Master Configuration File#

In addition to CLI flags, the master accepts JSON/YAML config files:

mooncake_master --config_path=mooncake-store/conf/master.yaml
rpc_interface: "eth0"
rpc_port: 50051

Reference: Client & Engine Tuning (Env Vars)#

Runtime Protocol#

Variable

Default

Description

MC_RPC_PROTOCOL

tcp

RPC transport protocol between master and clients: tcp or rdma

MC_USE_TENT / MC_USE_TEV1

unset

Set to any value to enable the TENT (next-gen) transfer engine

MC_STORE_CLUSTER_ID

unset

Cluster ID label attached to client metrics

Topology Discovery#

Variable

Default

Description

MC_MS_AUTO_DISC

1

Auto-discover NIC/GPU topology.
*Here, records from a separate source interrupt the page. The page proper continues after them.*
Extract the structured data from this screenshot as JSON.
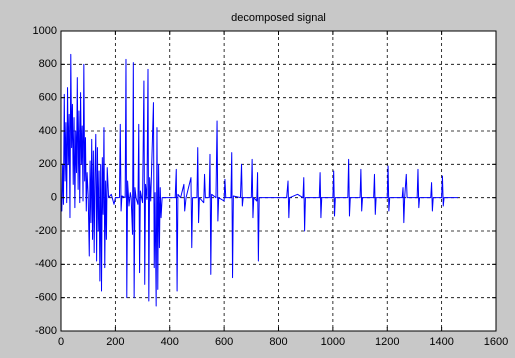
{
  "chart_data": {
    "type": "line",
    "title": "decomposed signal",
    "x": [
      0,
      3,
      6,
      9,
      12,
      15,
      18,
      21,
      24,
      27,
      30,
      33,
      36,
      39,
      42,
      45,
      48,
      51,
      54,
      57,
      60,
      63,
      66,
      69,
      72,
      75,
      78,
      81,
      84,
      87,
      90,
      93,
      96,
      100,
      104,
      107,
      110,
      113,
      116,
      119,
      122,
      125,
      128,
      131,
      134,
      137,
      140,
      143,
      146,
      149,
      152,
      155,
      158,
      161,
      164,
      167,
      170,
      175,
      185,
      195,
      200,
      215,
      218,
      221,
      224,
      236,
      239,
      242,
      245,
      250,
      255,
      258,
      263,
      266,
      269,
      272,
      276,
      283,
      286,
      289,
      292,
      300,
      305,
      308,
      311,
      316,
      320,
      323,
      326,
      330,
      340,
      343,
      346,
      350,
      353,
      356,
      359,
      362,
      365,
      368,
      372,
      420,
      424,
      427,
      430,
      440,
      452,
      455,
      460,
      478,
      481,
      484,
      500,
      503,
      506,
      509,
      525,
      528,
      531,
      545,
      548,
      551,
      554,
      570,
      574,
      577,
      580,
      600,
      603,
      606,
      625,
      628,
      631,
      634,
      660,
      664,
      667,
      670,
      700,
      703,
      706,
      709,
      720,
      723,
      726,
      729,
      760,
      830,
      835,
      838,
      841,
      870,
      890,
      893,
      896,
      899,
      950,
      953,
      956,
      959,
      1000,
      1003,
      1006,
      1009,
      1055,
      1058,
      1061,
      1064,
      1100,
      1103,
      1106,
      1109,
      1150,
      1153,
      1156,
      1159,
      1200,
      1203,
      1206,
      1209,
      1255,
      1258,
      1261,
      1264,
      1270,
      1273,
      1310,
      1313,
      1316,
      1319,
      1360,
      1363,
      1366,
      1369,
      1400,
      1403,
      1406,
      1409,
      1460
    ],
    "series": [
      {
        "color": "#0000ff",
        "values": [
          0,
          -80,
          200,
          -40,
          620,
          100,
          450,
          -30,
          660,
          200,
          500,
          -120,
          860,
          300,
          560,
          80,
          480,
          -60,
          400,
          150,
          720,
          50,
          520,
          -30,
          630,
          200,
          430,
          -20,
          800,
          100,
          360,
          -80,
          150,
          10,
          -350,
          220,
          -150,
          350,
          -250,
          280,
          -330,
          150,
          380,
          -380,
          300,
          -200,
          160,
          -500,
          200,
          -560,
          240,
          -100,
          420,
          -420,
          100,
          -250,
          180,
          0,
          20,
          -40,
          0,
          0,
          440,
          -80,
          10,
          0,
          830,
          -600,
          100,
          -50,
          30,
          0,
          -220,
          810,
          -600,
          60,
          0,
          -40,
          440,
          -450,
          40,
          -30,
          700,
          -520,
          80,
          -10,
          770,
          -620,
          120,
          -20,
          570,
          -420,
          30,
          -650,
          420,
          -550,
          200,
          -300,
          60,
          -120,
          0,
          0,
          170,
          -560,
          20,
          0,
          80,
          -80,
          0,
          120,
          -300,
          0,
          0,
          300,
          -150,
          0,
          -30,
          140,
          0,
          0,
          260,
          -460,
          20,
          0,
          460,
          -140,
          0,
          -20,
          110,
          0,
          0,
          270,
          -480,
          10,
          0,
          200,
          -50,
          0,
          0,
          230,
          -120,
          0,
          -20,
          150,
          -380,
          0,
          0,
          0,
          100,
          -120,
          0,
          20,
          0,
          120,
          -200,
          0,
          0,
          150,
          -120,
          0,
          0,
          160,
          -110,
          0,
          0,
          230,
          -110,
          0,
          0,
          170,
          -80,
          0,
          0,
          140,
          -100,
          0,
          0,
          190,
          -80,
          0,
          0,
          60,
          -150,
          0,
          140,
          0,
          0,
          170,
          -60,
          0,
          0,
          90,
          -80,
          0,
          0,
          130,
          -50,
          0,
          0
        ]
      }
    ],
    "xlim": [
      0,
      1600
    ],
    "xticks": [
      0,
      200,
      400,
      600,
      800,
      1000,
      1200,
      1400,
      1600
    ],
    "ylim": [
      -800,
      1000
    ],
    "yticks": [
      -800,
      -600,
      -400,
      -200,
      0,
      200,
      400,
      600,
      800,
      1000
    ],
    "grid": true
  }
}
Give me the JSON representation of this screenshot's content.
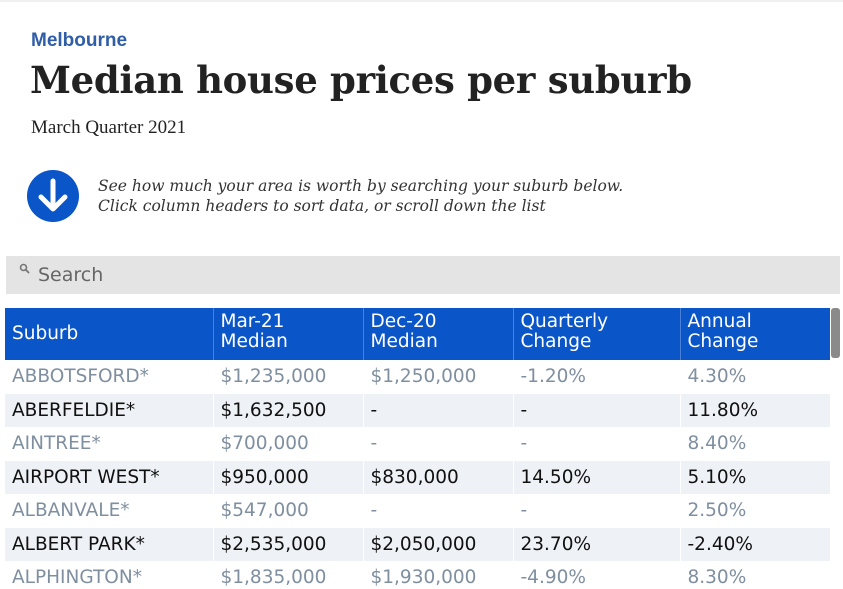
{
  "header": {
    "kicker": "Melbourne",
    "title": "Median house prices per suburb",
    "subtitle": "March Quarter 2021"
  },
  "instructions": {
    "icon": "arrow-down-circle-icon",
    "line1": "See how much your area is worth by searching your suburb below.",
    "line2": "Click column headers to sort data, or scroll down the list"
  },
  "search": {
    "icon": "search-icon",
    "placeholder": "Search",
    "value": ""
  },
  "colors": {
    "accent": "#0a55c7",
    "kicker": "#2f5da6"
  },
  "table": {
    "columns": [
      {
        "line1": "Suburb",
        "line2": ""
      },
      {
        "line1": "Mar-21",
        "line2": "Median"
      },
      {
        "line1": "Dec-20",
        "line2": "Median"
      },
      {
        "line1": "Quarterly",
        "line2": "Change"
      },
      {
        "line1": "Annual",
        "line2": "Change"
      }
    ],
    "rows": [
      [
        "ABBOTSFORD*",
        "$1,235,000",
        "$1,250,000",
        "-1.20%",
        "4.30%"
      ],
      [
        "ABERFELDIE*",
        "$1,632,500",
        "-",
        "-",
        "11.80%"
      ],
      [
        "AINTREE*",
        "$700,000",
        "-",
        "-",
        "8.40%"
      ],
      [
        "AIRPORT WEST*",
        "$950,000",
        "$830,000",
        "14.50%",
        "5.10%"
      ],
      [
        "ALBANVALE*",
        "$547,000",
        "-",
        "-",
        "2.50%"
      ],
      [
        "ALBERT PARK*",
        "$2,535,000",
        "$2,050,000",
        "23.70%",
        "-2.40%"
      ],
      [
        "ALPHINGTON*",
        "$1,835,000",
        "$1,930,000",
        "-4.90%",
        "8.30%"
      ]
    ]
  }
}
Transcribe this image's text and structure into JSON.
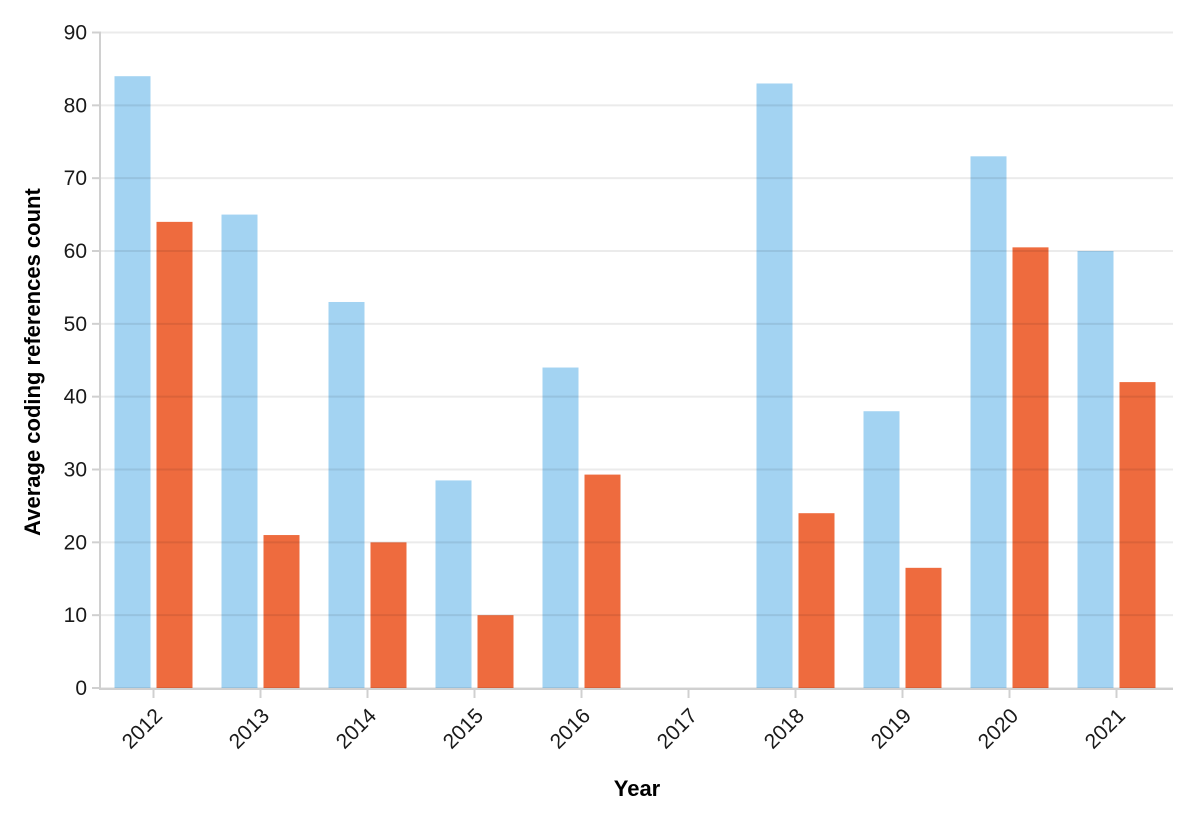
{
  "chart_data": {
    "type": "bar",
    "title": "",
    "xlabel": "Year",
    "ylabel": "Average coding references count",
    "categories": [
      "2012",
      "2013",
      "2014",
      "2015",
      "2016",
      "2017",
      "2018",
      "2019",
      "2020",
      "2021"
    ],
    "series": [
      {
        "name": "blue",
        "color": "#a3d3f2",
        "values": [
          84,
          65,
          53,
          28.5,
          44,
          null,
          83,
          38,
          73,
          60
        ]
      },
      {
        "name": "orange",
        "color": "#ee6b3e",
        "values": [
          64,
          21,
          20,
          10,
          29.3,
          null,
          24,
          16.5,
          60.5,
          42
        ]
      }
    ],
    "ylim": [
      0,
      90
    ],
    "y_ticks": [
      0,
      10,
      20,
      30,
      40,
      50,
      60,
      70,
      80,
      90
    ],
    "grid": true,
    "legend_position": "none",
    "grid_color": "rgba(0,0,0,0.08)",
    "axis_line_color": "#d0d0d0",
    "tick_label_color": "#1a1a1a",
    "background": "#ffffff"
  }
}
Set 0 to provide rdma_devices manually

MC_MS_FILTERS

empty

Comma-separated NIC whitelist (e.g., mlx5_0,mlx5_2)

When MC_MS_AUTO_DISC=0, pass rdma_devices (comma-separated) to the Python setup() call.

Transfer Engine Metrics (disabled by default)#

Variable

Default

Description

MC_TE_METRIC

0

Set to 1 to enable engine metrics. Not supported with TENT

MC_TE_METRIC_INTERVAL_SECONDS

5

Seconds between reports

Client Metrics (enabled by default)#

Variable

Default

Description

MC_STORE_CLIENT_METRIC

1

Set 0 to disable

MC_STORE_CLIENT_METRIC_INTERVAL

0

Reporting interval; 0 collects but does not periodically report

MC_STORE_CLIENT_MIN_PORT

12300

Min local port for client connections

MC_STORE_CLIENT_MAX_PORT

14300

Max local port for client connections

Local Hot Cache#

Local hot cache provides a DRAM read cache on top of SSD-resident objects for faster access.

Variable

Default

Description

MC_STORE_LOCAL_HOT_CACHE_SIZE

unset

Size of the local hot cache (e.g., "8gb"). Set to enable the hot cache

MC_STORE_LOCAL_HOT_BLOCK_SIZE

unset

Block size for hot cache (e.g., "2mb")

MC_STORE_LOCAL_HOT_CACHE_USE_SHM

unset

Set 1 to use memfd-backed shared memory

MC_STORE_LOCAL_HOT_ADMISSION_THRESHOLD

unset

Minimum CountMinSketch count before a key is admitted to hot cache

Local Memory Optimization#

Variable

Default

Description

MC_STORE_MEMCPY

0

Set 1 to prefer local memcpy when source/destination are on the same client

MC_STORE_CLIENT_SETUP_RETRIES

20

Number of times to retry client registration on failure

MC_CXL_DEV_SIZE

unset

CXL device size (overrides --cxl_size for client-side allocation)

MMap Buffer & HugePages#

Variable

Default

Description

MC_STORE_USE_HUGEPAGE

unset

Set 1 to request HugeTLB-backed mmap()

MC_STORE_HUGEPAGE_SIZE

2MB

Supported: 2MB, 1GB

MC_MMAP_ARENA_POOL_SIZE

unset

Pre-allocated arena pool size (e.g., 8gb). Explicitly set to enable the arena

MC_DISABLE_MMAP_ARENA

unset

Set 1 to disable arena, fall back to per-call mmap()

yalantinglibs Log Level#

export MC_YLT_LOG_LEVEL=info

Available: trace, debug, info, warn (or warning), error, critical.